小松左京は1931年1月28日、大阪府に生まれた。本名は小松実。日本を代表するSF作家。1962年、『SFマガジン』10月号掲載の『易仙逃里記』にてデビュー。京都大学在学中、モリミノル名義でマンガを描いていたなど、その活動は多岐にわたる。

1973年光文社カッパ・ノベルスより刊行された『日本沈没』は、同シリーズ初のミリオンセラーとなる。同年中に映画(監督:森谷司郎[ 本編]、中野昭慶[ 特撮])が公開、翌年テレビシリーズ(TBS系列、全/26回)が放映された。映画には2006年版(監督:樋口真嗣)もある。第二部が2006 年、谷甲州との共同名義で出版されている。パロディ小説『日本以外全部沈没』(筒井康隆)、パロディマンガアンソロジー集『日本ふるさと沈没』など関連作品も多い。

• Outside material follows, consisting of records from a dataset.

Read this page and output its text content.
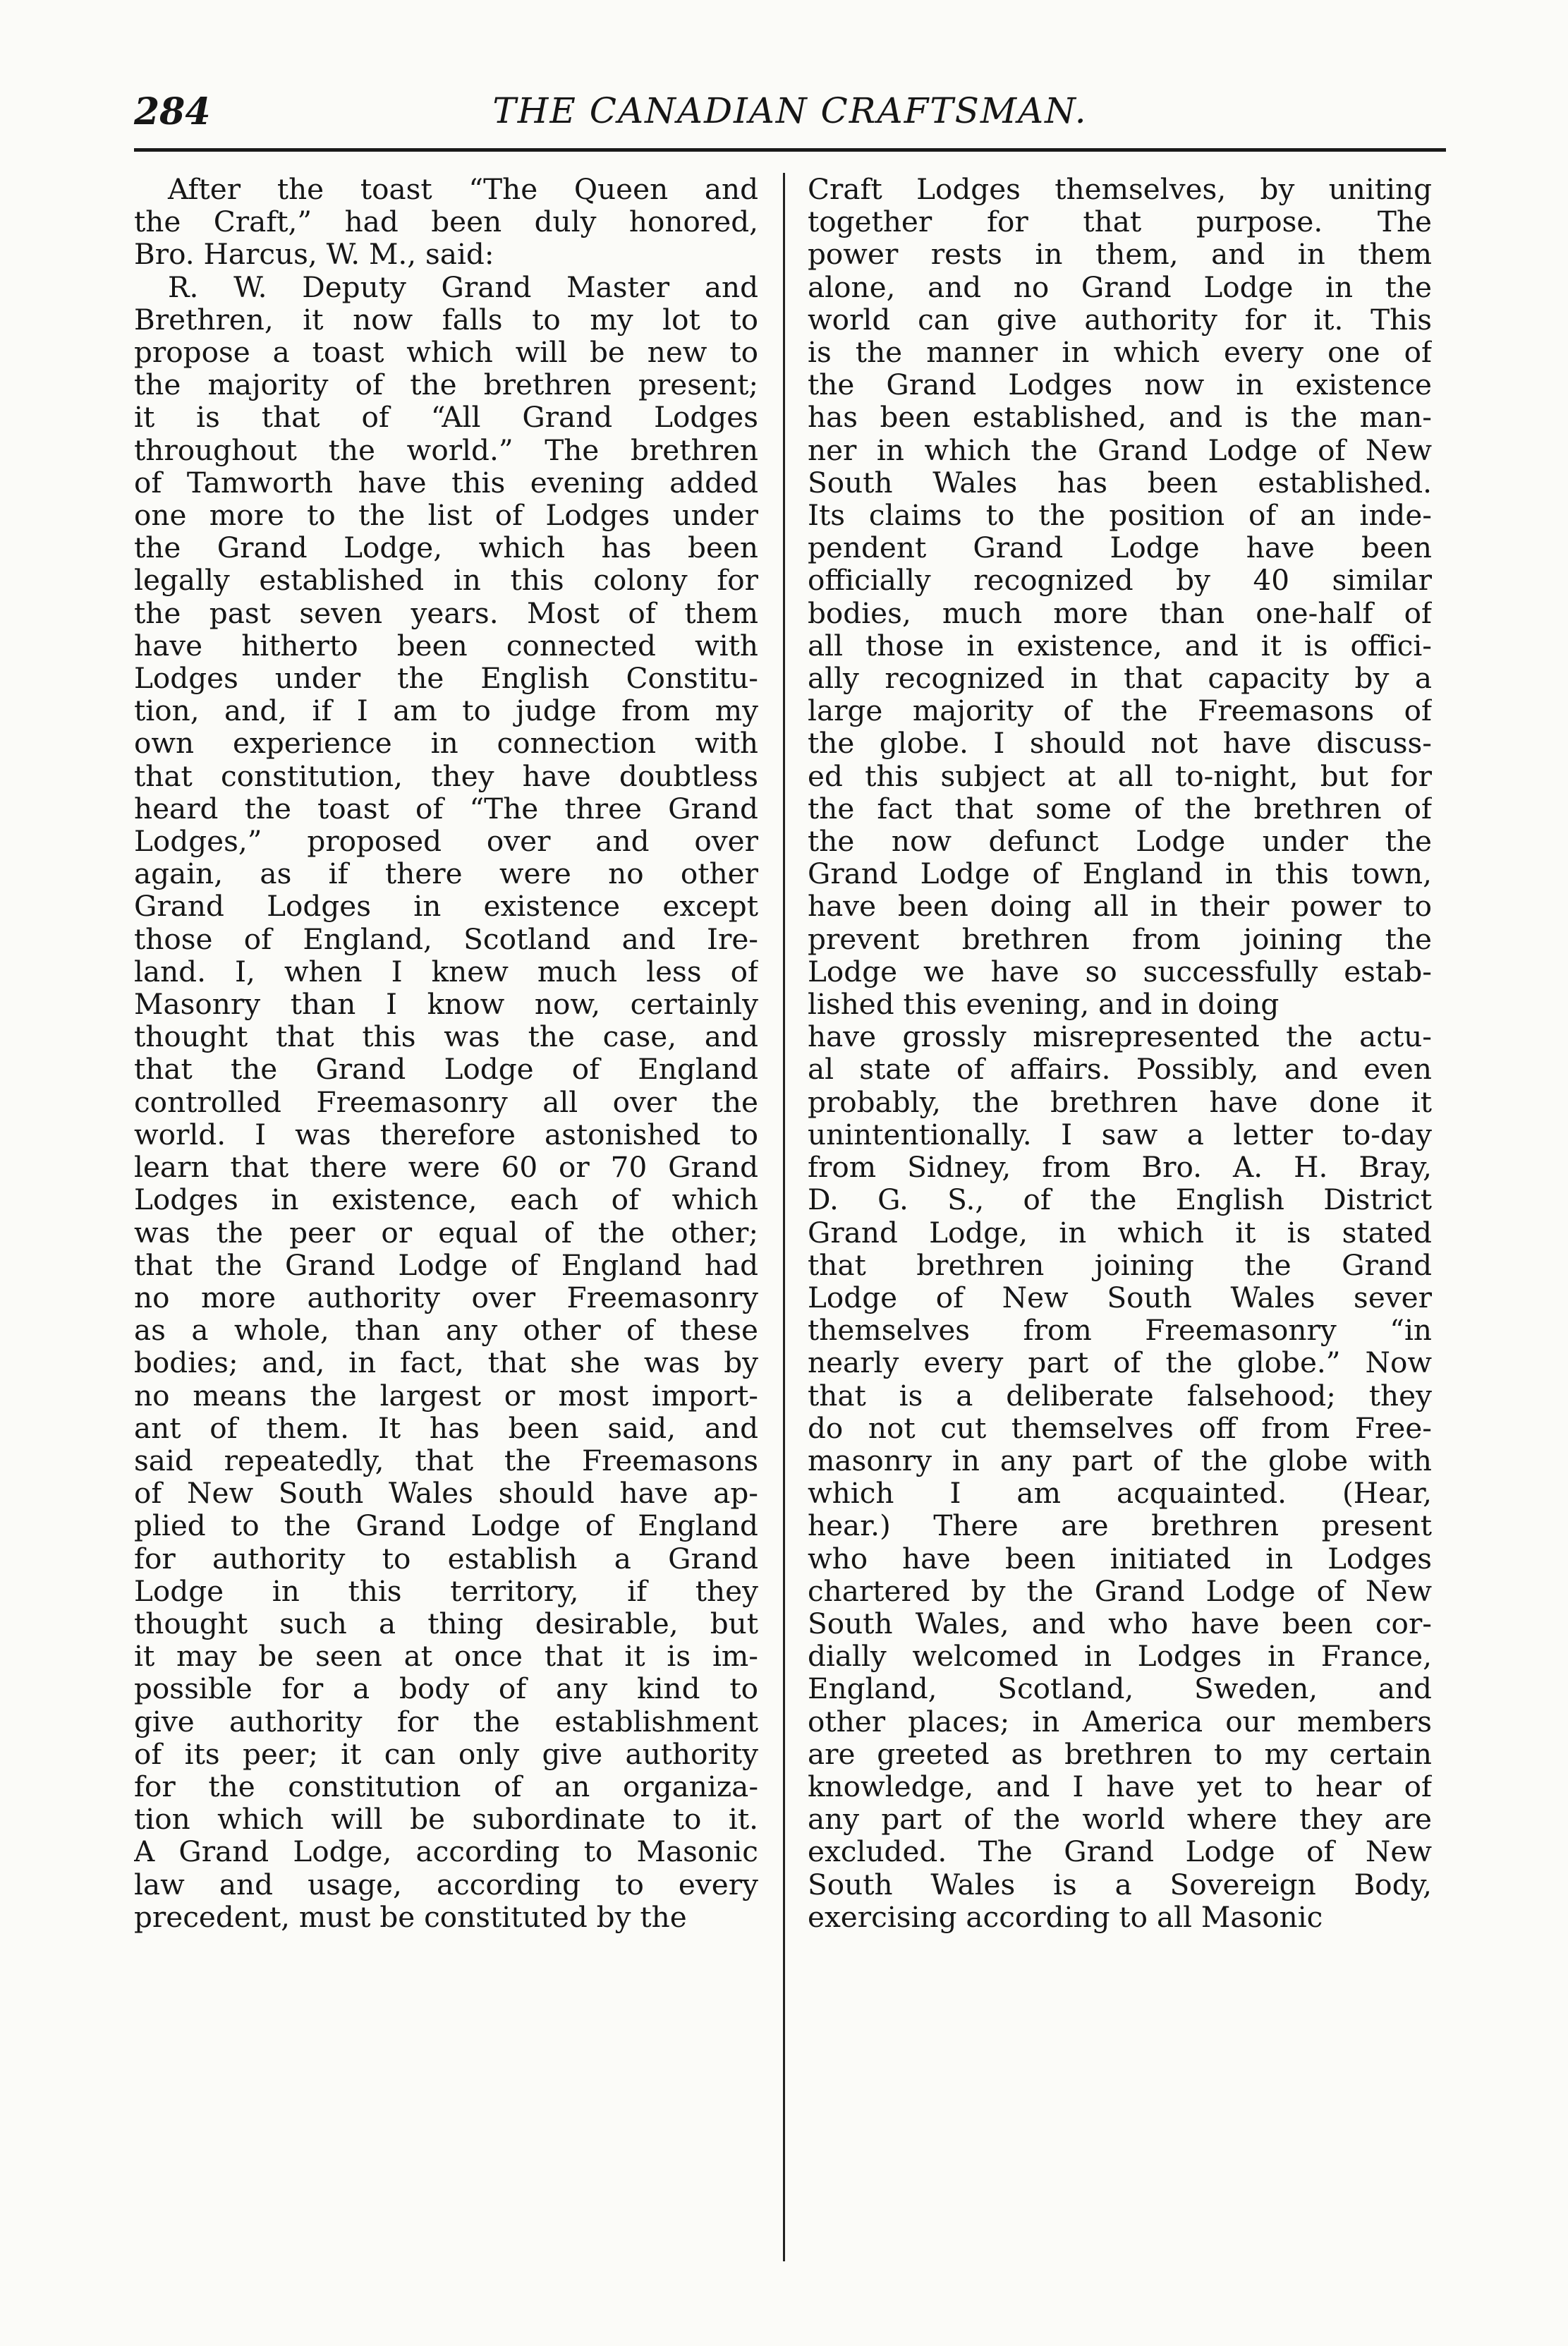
284	THE CANADIAN CRAFTSMAN.
After the toast “The Queen and
the Craft,” had been duly honored,
Bro. Harcus, W. M., said:
R. W. Deputy Grand Master and
Brethren, it now falls to my lot to
propose a toast which will be new to
the majority of the brethren present;
it is that of “All Grand Lodges
throughout the world.” The brethren
of Tamworth have this evening added
one more to the list of Lodges under
the Grand Lodge, which has been
legally established in this colony for
the past seven years. Most of them
have hitherto been connected with
Lodges under the English Constitu-
tion, and, if I am to judge from my
own experience in connection with
that constitution, they have doubtless
heard the toast of “The three Grand
Lodges,” proposed over and over
again, as if there were no other
Grand Lodges in existence except
those of England, Scotland and Ire-
land. I, when I knew much less of
Masonry than I know now, certainly
thought that this was the case, and
that the Grand Lodge of England
controlled Freemasonry all over the
world. I was therefore astonished to
learn that there were 60 or 70 Grand
Lodges in existence, each of which
was the peer or equal of the other;
that the Grand Lodge of England had
no more authority over Freemasonry
as a whole, than any other of these
bodies; and, in fact, that she was by
no means the largest or most import-
ant of them. It has been said, and
said repeatedly, that the Freemasons
of New South Wales should have ap-
plied to the Grand Lodge of England
for authority to establish a Grand
Lodge in this territory, if they
thought such a thing desirable, but
it may be seen at once that it is im-
possible for a body of any kind to
give authority for the establishment
of its peer; it can only give authority
for the constitution of an organiza-
tion which will be subordinate to it.
A Grand Lodge, according to Masonic
law and usage, according to every
precedent, must be constituted by the
Craft Lodges themselves, by uniting
together for that purpose. The
power rests in them, and in them
alone, and no Grand Lodge in the
world can give authority for it. This
is the manner in which every one of
the Grand Lodges now in existence
has been established, and is the man-
ner in which the Grand Lodge of New
South Wales has been established.
Its claims to the position of an inde-
pendent Grand Lodge have been
officially recognized by 40 similar
bodies, much more than one-half of
all those in existence, and it is offici-
ally recognized in that capacity by a
large majority of the Freemasons of
the globe. I should not have discuss-
ed this subject at all to-night, but for
the fact that some of the brethren of
the now defunct Lodge under the
Grand Lodge of England in this town,
have been doing all in their power to
prevent brethren from joining the
Lodge we have so successfully estab-
lished this evening, and in doing
have grossly misrepresented the actu-
al state of affairs. Possibly, and even
probably, the brethren have done it
unintentionally. I saw a letter to-day
from Sidney, from Bro. A. H. Bray,
D. G. S., of the English District
Grand Lodge, in which it is stated
that brethren joining the Grand
Lodge of New South Wales sever
themselves from Freemasonry “in
nearly every part of the globe.” Now
that is a deliberate falsehood; they
do not cut themselves off from Free-
masonry in any part of the globe with
which I am acquainted. (Hear,
hear.) There are brethren present
who have been initiated in Lodges
chartered by the Grand Lodge of New
South Wales, and who have been cor-
dially welcomed in Lodges in France,
England, Scotland, Sweden, and
other places; in America our members
are greeted as brethren to my certain
knowledge, and I have yet to hear of
any part of the world where they are
excluded. The Grand Lodge of New
South Wales is a Sovereign Body,
exercising according to all Masonic
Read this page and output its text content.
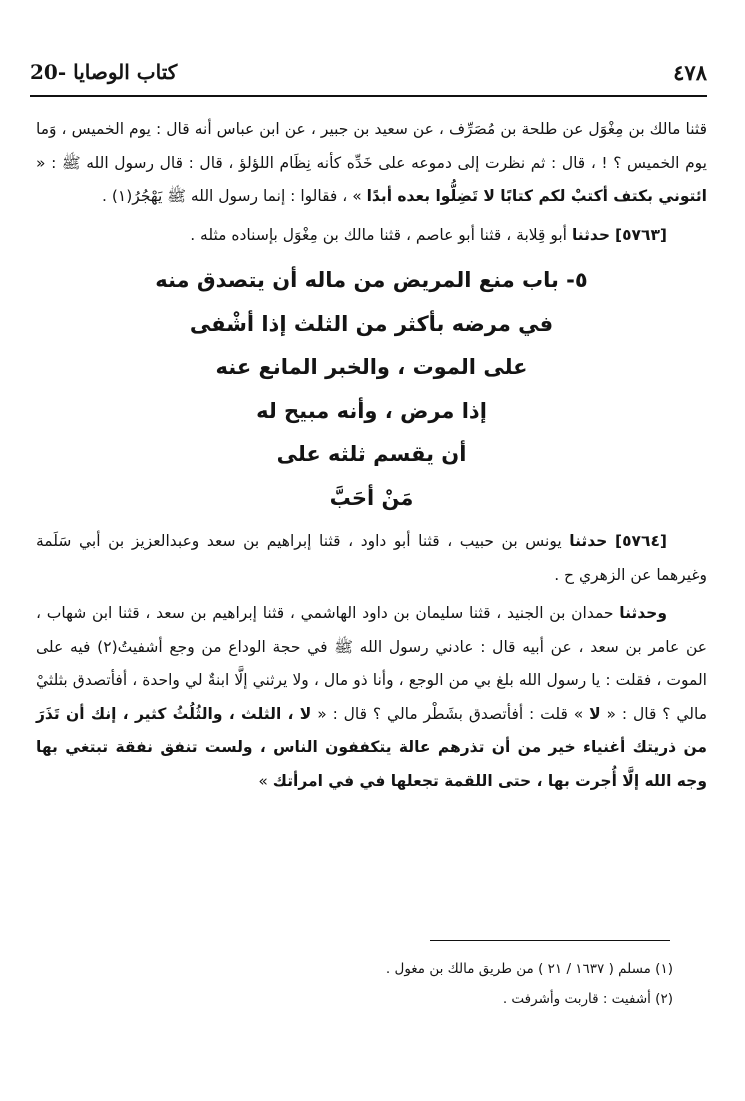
20- كتاب الوصايا	٤٧٨

قثنا مالك بن مِغْوَل عن طلحة بن مُصَرِّف ، عن سعيد بن جبير ، عن ابن عباس أنه قال : يوم الخميس ، وَما يوم الخميس ؟ ! ، قال : ثم نظرت إلى دموعه على خَدِّه كأنه نِظَام اللؤلؤ ، قال : قال رسول الله ﷺ : « ائتوني بكتف أكتبْ لكم كتابًا لا تَضِلُّوا بعده أبدًا » ، فقالوا : إنما رسول الله ﷺ يَهْجُرُ(١) .

[٥٧٦٣] حدثنا أبو قِلابة ، قثنا أبو عاصم ، قثنا مالك بن مِغْوَل بإسناده مثله .

٥- باب منع المريض من ماله أن يتصدق منه
في مرضه بأكثر من الثلث إذا أشْفى
على الموت ، والخبر المانع عنه
إذا مرض ، وأنه مبيح له
أن يقسم ثلثه على
مَنْ أحَبَّ

[٥٧٦٤] حدثنا يونس بن حبيب ، قثنا أبو داود ، قثنا إبراهيم بن سعد وعبدالعزيز بن أبي سَلَمة وغيرهما عن الزهري ح .

وحدثنا حمدان بن الجنيد ، قثنا سليمان بن داود الهاشمي ، قثنا إبراهيم بن سعد ، قثنا ابن شهاب ، عن عامر بن سعد ، عن أبيه قال : عادني رسول الله ﷺ في حجة الوداع من وجع أشفيتُ(٢) فيه على الموت ، فقلت : يا رسول الله بلغ بي من الوجع ، وأنا ذو مال ، ولا يرثني إلَّا ابنةٌ لي واحدة ، أفأتصدق بثلثيْ مالي ؟ قال : « لا » قلت : أفأتصدق بشَطْر مالي ؟ قال : « لا ، الثلث ، والثُلُثُ كثير ، إنك أن تَذَرَ من ذريتك أغنياء خير من أن تذرهم عالة يتكففون الناس ، ولست تنفق نفقة تبتغي بها وجه الله إلَّا أُجرت بها ، حتى اللقمة تجعلها في في امرأتك »

(١) مسلم ( ١٦٣٧ / ٢١ ) من طريق مالك بن مغول .

(٢) أشفيت : قاربت وأشرفت .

小松の『日本沈没』以外の大規模災害を扱った代表作に『復活の日』『首都消失』などがある。また、自身も被災した阪神・淡路大震災について記したエッセイ等も多く、生涯にわたり災害とそれに立ち向かう人間という題材を追い続けた。2011年7月26日永眠。

関連イベント

いずれも聴講は無料。
※ただし②・③の会場となる当館閲覧室入場に際しては会員登録料金(1 日会員300円~)が別途必要です。(会費についての詳細) また、会場が混みあう場合、入場をおことわりすることがあります。ご了承下さい。

①「日本沈没」映像化への道(6月8日[土])

  • 講師:中野昭慶(73年版、特技監督)・樋口尚文(映画評論家、映画監督)
  • 場所:明治大学 リバティタワー 14階 1143教室
  • 時間:15:00~18:00
  • 聴講料:無料

②小松左京とマンガとわたし(7月20日[土])

  • 講師:とり・みき(マンガ家)
  • 場所:明治大学 米沢嘉博記念図書館2階閲覧室
  • 時間:16:00~17:30 
  • 聴講料:閲覧室入場のための会員登録費(300円~)

③「日本沈没」第2部と、その未来(9月14日[土])

  • 講師:谷甲州(作家/小松左京と共同名義で『日本沈没 第二部』を執筆)・ 森下一仁(作家)、聞き手:乙部順子
  • 場所:明治大学 米沢嘉博記念図書館2階閲覧室
  • 時間:16:00~17:30 
  • 聴講料:閲覧室入場のための会員登録費(300円~)

上記のほかにも関連イベントを準備しております。